En este contexto, tiene destacado interés lo dispuesto en el párrafo segundo del art. 348 bis LSC; en él, como es sabido, se impone la unanimidad para suprimir o modificar la “causa de separación” a la que se refiere el párrafo primero de la norma. Y ello, “salvo que se reconozca el derecho a separarse de la sociedad al socio que no hubiera votado a favor de tal acuerdo”, formulación similar a la establecida en el art. 108, 3º LSC a propósito de la transmisión inter vivos de participaciones sociales y, más concretamente, de la inserción en los estatutos de cláusulas prohibitivas al respecto.
El hecho de que se hable en el párrafo indicado, exclusivamente, de “supresión o modificación” permite pensar que, para el legislador, la respuesta al problema que venimos analizando en este commendario se encontraría en la opción básica antes esbozada; es decir, entendiendo que la libertad contractual sólo facultaría a la sociedad en cuestión para aceptar o rechazar en bloque lo establecido en el art. 348 bis, 1º LSC. En tal sentido, sí para modificar o suprimir la mencionada causa de separación se requiere el consentimiento de todos los socios, difícilmente podrá asumirse el margen de maniobra de autonomía de voluntad al que he aludido con anterioridad. Y ello, sin perjuicio de que pueda reconocerse el derecho de separación al socio disconforme con la supresión o modificación de la causa de separación que nos ocupa; formula que parece patrocinar, como en algunos incendios forestales, la idea de combatir el fuego con el fuego…

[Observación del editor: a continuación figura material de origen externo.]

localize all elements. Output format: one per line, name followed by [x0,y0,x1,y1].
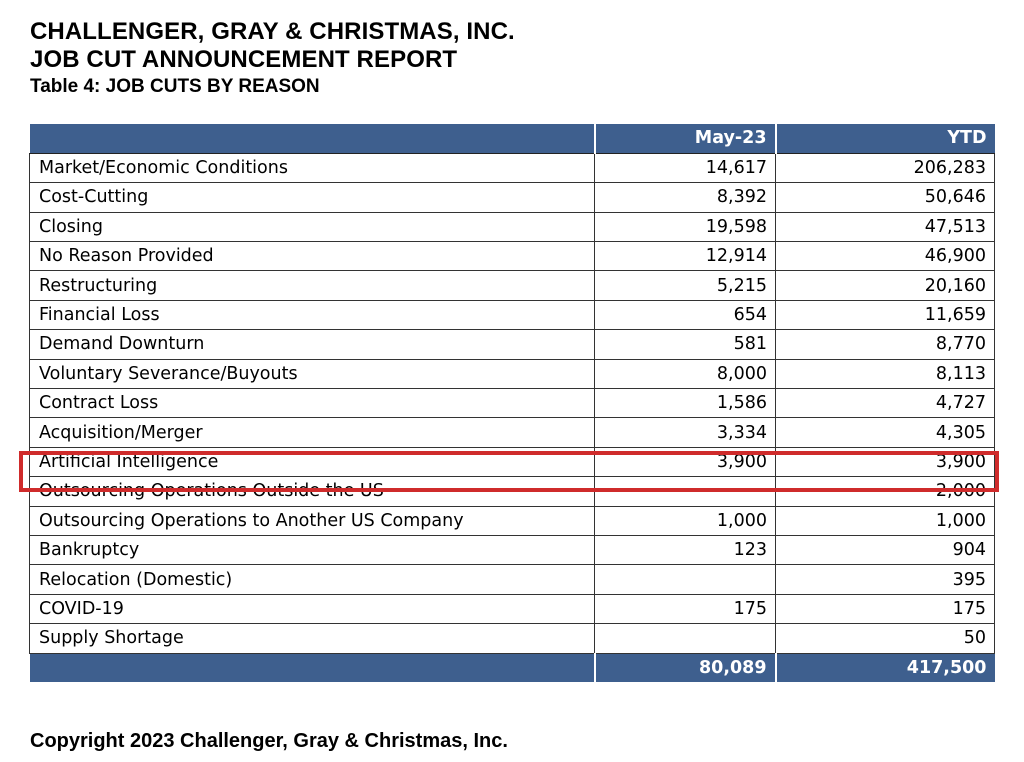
month-cell: 5,215 [594,270,776,301]
table-row: Closing 19,598 47,513 [29,212,995,243]
month-cell: 123 [594,535,776,566]
job-cuts-table: May-23 YTD Market/Economic Conditions 14,… [29,124,995,683]
reason-cell: Voluntary Severance/Buyouts [29,359,595,390]
company-name: CHALLENGER, GRAY & CHRISTMAS, INC. [30,18,515,45]
month-cell [594,564,776,595]
reason-cell: Restructuring [29,270,595,301]
reason-cell: COVID-19 [29,594,595,625]
table-row: Financial Loss 654 11,659 [29,300,995,331]
ytd-cell: 46,900 [775,241,995,272]
month-cell: 3,334 [594,417,776,448]
month-cell: 12,914 [594,241,776,272]
ytd-cell: 4,727 [775,388,995,419]
totals-month: 80,089 [593,653,776,683]
table-row: Outsourcing Operations Outside the US 2,0… [29,476,995,507]
ytd-cell: 4,305 [775,417,995,448]
ytd-cell: 20,160 [775,270,995,301]
month-cell: 1,000 [594,506,776,536]
table-row: No Reason Provided 12,914 46,900 [29,241,995,272]
reason-cell: Acquisition/Merger [29,417,595,448]
reason-cell: Market/Economic Conditions [29,153,595,184]
month-cell: 654 [594,300,776,331]
ytd-cell: 8,113 [775,359,995,390]
table-row: Artificial Intelligence 3,900 3,900 [29,447,995,478]
table-row: Contract Loss 1,586 4,727 [29,388,995,419]
reason-cell: Supply Shortage [29,623,595,654]
reason-cell: Cost-Cutting [29,182,595,213]
ytd-cell: 1,000 [775,506,995,536]
column-header-month: May-23 [593,124,776,154]
table-header-row: May-23 YTD [29,124,995,154]
ytd-cell: 175 [775,594,995,625]
column-header-reason [29,124,595,154]
reason-cell: No Reason Provided [29,241,595,272]
month-cell: 14,617 [594,153,776,184]
table-row: Restructuring 5,215 20,160 [29,270,995,301]
table-row: Supply Shortage 50 [29,623,995,654]
table-body: Market/Economic Conditions 14,617 206,283 C… [29,153,995,654]
table-row: Acquisition/Merger 3,334 4,305 [29,417,995,448]
ytd-cell: 11,659 [775,300,995,331]
reason-cell: Demand Downturn [29,329,595,360]
month-cell: 8,392 [594,182,776,213]
column-header-ytd: YTD [774,124,995,154]
month-cell: 1,586 [594,388,776,419]
month-cell [594,623,776,654]
ytd-cell: 2,000 [775,476,995,507]
totals-row: 80,089 417,500 [29,653,995,683]
totals-label [29,653,595,683]
month-cell: 175 [594,594,776,625]
month-cell [594,476,776,507]
table-row: Market/Economic Conditions 14,617 206,283 [29,153,995,184]
ytd-cell: 395 [775,564,995,595]
reason-cell: Outsourcing Operations Outside the US [29,476,595,507]
reason-cell: Financial Loss [29,300,595,331]
reason-cell: Contract Loss [29,388,595,419]
report-title: JOB CUT ANNOUNCEMENT REPORT [30,46,458,73]
month-cell: 581 [594,329,776,360]
table-row: Voluntary Severance/Buyouts 8,000 8,113 [29,359,995,390]
reason-cell: Bankruptcy [29,535,595,566]
table-row: COVID-19 175 175 [29,594,995,625]
reason-cell: Closing [29,212,595,243]
table-row: Outsourcing Operations to Another US Com… [29,506,995,536]
table-title: Table 4: JOB CUTS BY REASON [30,76,320,97]
month-cell: 8,000 [594,359,776,390]
ytd-cell: 8,770 [775,329,995,360]
totals-ytd: 417,500 [774,653,995,683]
ytd-cell: 50,646 [775,182,995,213]
reason-cell: Artificial Intelligence [29,447,595,478]
copyright-text: Copyright 2023 Challenger, Gray & Christ… [30,730,508,752]
table-row: Cost-Cutting 8,392 50,646 [29,182,995,213]
table-row: Relocation (Domestic) 395 [29,564,995,595]
reason-cell: Outsourcing Operations to Another US Com… [29,506,595,536]
reason-cell: Relocation (Domestic) [29,564,595,595]
ytd-cell: 47,513 [775,212,995,243]
ytd-cell: 206,283 [775,153,995,184]
table-row: Bankruptcy 123 904 [29,535,995,566]
table-row: Demand Downturn 581 8,770 [29,329,995,360]
ytd-cell: 904 [775,535,995,566]
month-cell: 3,900 [594,447,776,478]
ytd-cell: 3,900 [775,447,995,478]
ytd-cell: 50 [775,623,995,654]
month-cell: 19,598 [594,212,776,243]
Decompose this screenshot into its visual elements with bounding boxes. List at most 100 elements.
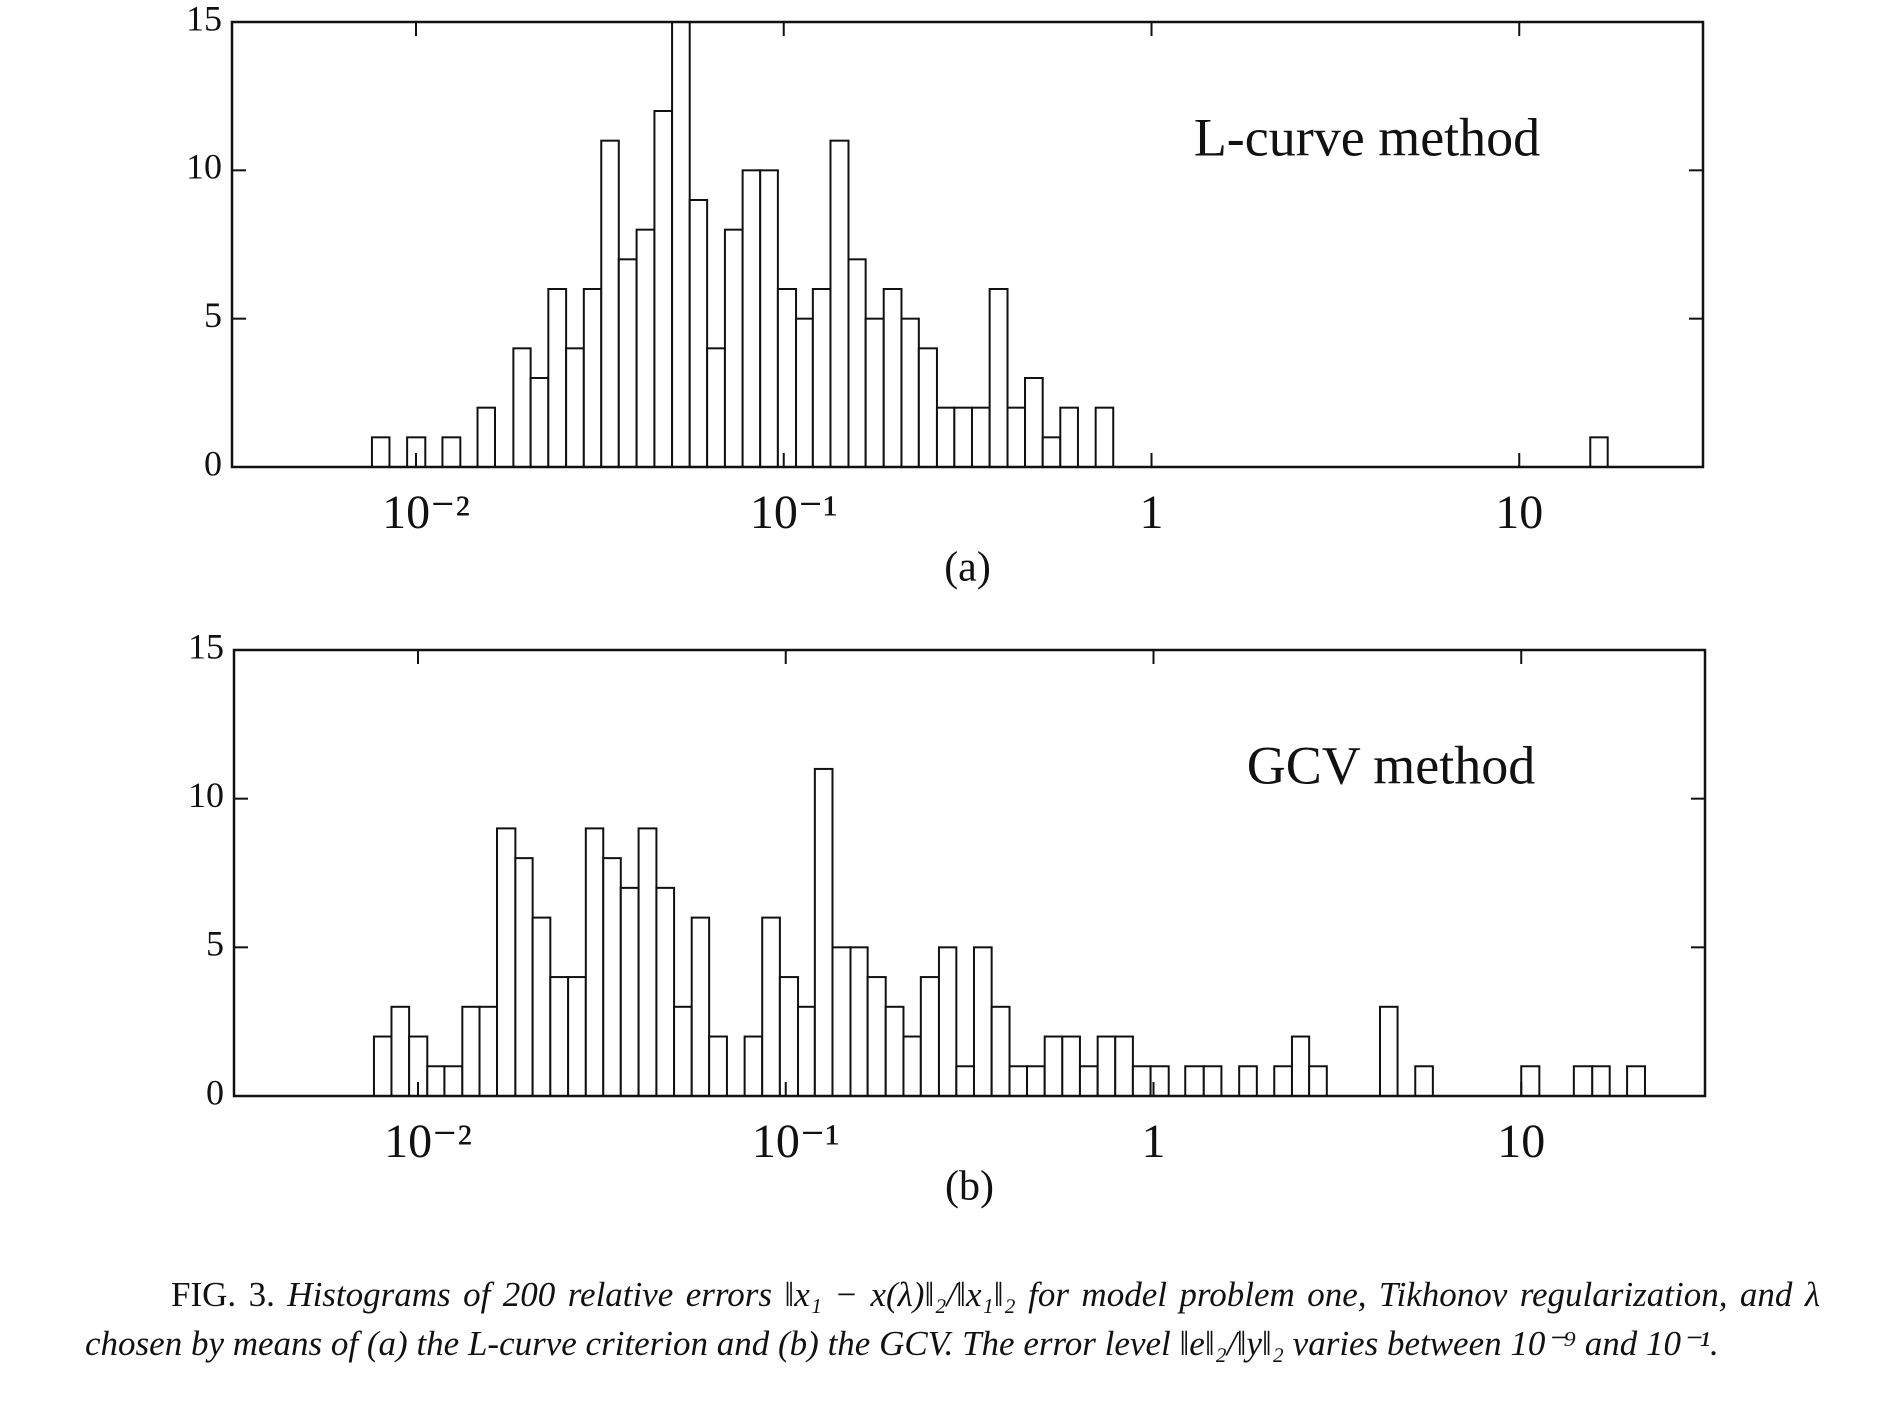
bar	[372, 1035, 393, 1097]
bar	[1184, 1065, 1205, 1098]
bar	[1006, 406, 1027, 468]
bar	[619, 886, 640, 1097]
bar	[706, 347, 726, 469]
bar	[1041, 436, 1062, 469]
bar	[811, 288, 832, 468]
x-tick-label: 10⁻²	[384, 1115, 472, 1168]
bar	[653, 110, 674, 468]
bar	[919, 976, 940, 1097]
x-tick-label: 1	[1141, 1115, 1165, 1168]
y-tick-label: 5	[206, 924, 224, 964]
x-tick-label: 1	[1139, 486, 1163, 539]
bar	[708, 1035, 728, 1097]
x-tick-label: 10	[1497, 1115, 1545, 1168]
bar	[741, 169, 762, 468]
bar	[637, 827, 658, 1098]
annotation: L-curve method	[1194, 107, 1540, 167]
y-tick-label: 0	[204, 443, 222, 483]
bar	[935, 406, 956, 468]
bar	[884, 1005, 905, 1097]
x-tick-label: 10⁻¹	[752, 1115, 840, 1168]
x-tick-label: 10⁻²	[382, 486, 470, 539]
bar	[512, 347, 532, 469]
bar	[390, 1005, 411, 1097]
bar	[1094, 406, 1115, 468]
bar	[761, 916, 781, 1097]
bar	[529, 377, 550, 468]
y-tick-label: 10	[186, 147, 222, 187]
bar	[778, 976, 800, 1097]
bar	[1520, 1065, 1541, 1098]
bar	[688, 199, 709, 468]
bar	[743, 1035, 764, 1097]
bar	[797, 1005, 816, 1097]
bar	[1572, 1065, 1594, 1098]
bar	[1114, 1035, 1134, 1097]
bar	[461, 1005, 481, 1097]
bar	[849, 946, 869, 1097]
bar	[900, 317, 920, 468]
bar	[1626, 1065, 1646, 1098]
bar	[671, 21, 691, 468]
caption-text: Histograms of 200 relative errors ‖x₁ − …	[85, 1275, 1820, 1363]
plot-frame	[230, 20, 1705, 469]
bar	[776, 288, 798, 468]
bar	[988, 288, 1009, 468]
bar	[902, 1035, 922, 1097]
x-tick-label: 10	[1495, 486, 1543, 539]
bar	[602, 857, 622, 1098]
bar	[813, 767, 834, 1098]
annotation: GCV method	[1247, 735, 1536, 795]
bar	[565, 347, 585, 469]
bar	[1026, 1065, 1046, 1098]
y-tick-label: 15	[186, 0, 222, 38]
bar	[864, 317, 885, 468]
bar	[795, 317, 814, 468]
plot-frame	[232, 648, 1707, 1098]
bar	[584, 827, 605, 1098]
bar	[495, 827, 517, 1098]
bar	[1059, 406, 1079, 468]
bar	[1078, 1065, 1099, 1098]
y-tick-label: 5	[204, 295, 222, 335]
bar	[1273, 1065, 1293, 1098]
bar	[370, 436, 391, 469]
bar	[866, 976, 887, 1097]
panel-label: (a)	[944, 545, 991, 591]
y-tick-label: 0	[206, 1072, 224, 1112]
bar	[549, 976, 570, 1097]
bar	[917, 347, 938, 469]
bar	[547, 288, 568, 468]
bar	[1043, 1035, 1064, 1097]
bar	[531, 916, 552, 1097]
bar	[937, 946, 958, 1097]
bar	[1379, 1005, 1399, 1097]
bar	[635, 228, 656, 468]
bar	[1589, 436, 1609, 469]
bar	[1061, 1035, 1081, 1097]
bar	[1131, 1065, 1152, 1098]
bar	[441, 436, 462, 469]
bar	[443, 1065, 464, 1098]
bar	[582, 288, 603, 468]
caption-label: FIG. 3.	[171, 1275, 275, 1314]
bar	[1308, 1065, 1328, 1098]
panel-label: (b)	[945, 1164, 994, 1210]
bar	[655, 886, 676, 1097]
bar	[426, 1065, 446, 1098]
y-tick-label: 15	[188, 626, 224, 666]
bar	[1238, 1065, 1258, 1098]
bar	[673, 1005, 693, 1097]
bar	[514, 857, 534, 1098]
bar	[882, 288, 903, 468]
bar	[1096, 1035, 1117, 1097]
bar	[690, 916, 711, 1097]
bar	[953, 406, 973, 468]
bar	[847, 258, 867, 469]
chart: 0 5 10 15 10⁻² 10⁻¹ 1 10 L-curve method (a) 0 5 10 15…	[186, 0, 1707, 1210]
caption: FIG. 3. Histograms of 200 relative error…	[85, 1270, 1820, 1368]
bar	[1202, 1065, 1223, 1098]
bar	[1414, 1065, 1434, 1098]
bar	[759, 169, 779, 468]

Termino aquí, porque la economía del Rincón de Commenda no permite más, a pesar de que el precepto, en los párrafos brevemente examinados, da mucho de sí, entre otras cosas, a propósito de los grupos de sociedades, materia apuntada en el tercer epígrafe del art. 348 bis LSC, y seguramente una de las fórmulas esquemáticas con las que el legislador español se acerca, con temor e inseguridad, al tratamiento de este importantísimo asunto. Reitero, eso sí, mi idea favorable a un mayor protagonismo de la libertad contractual.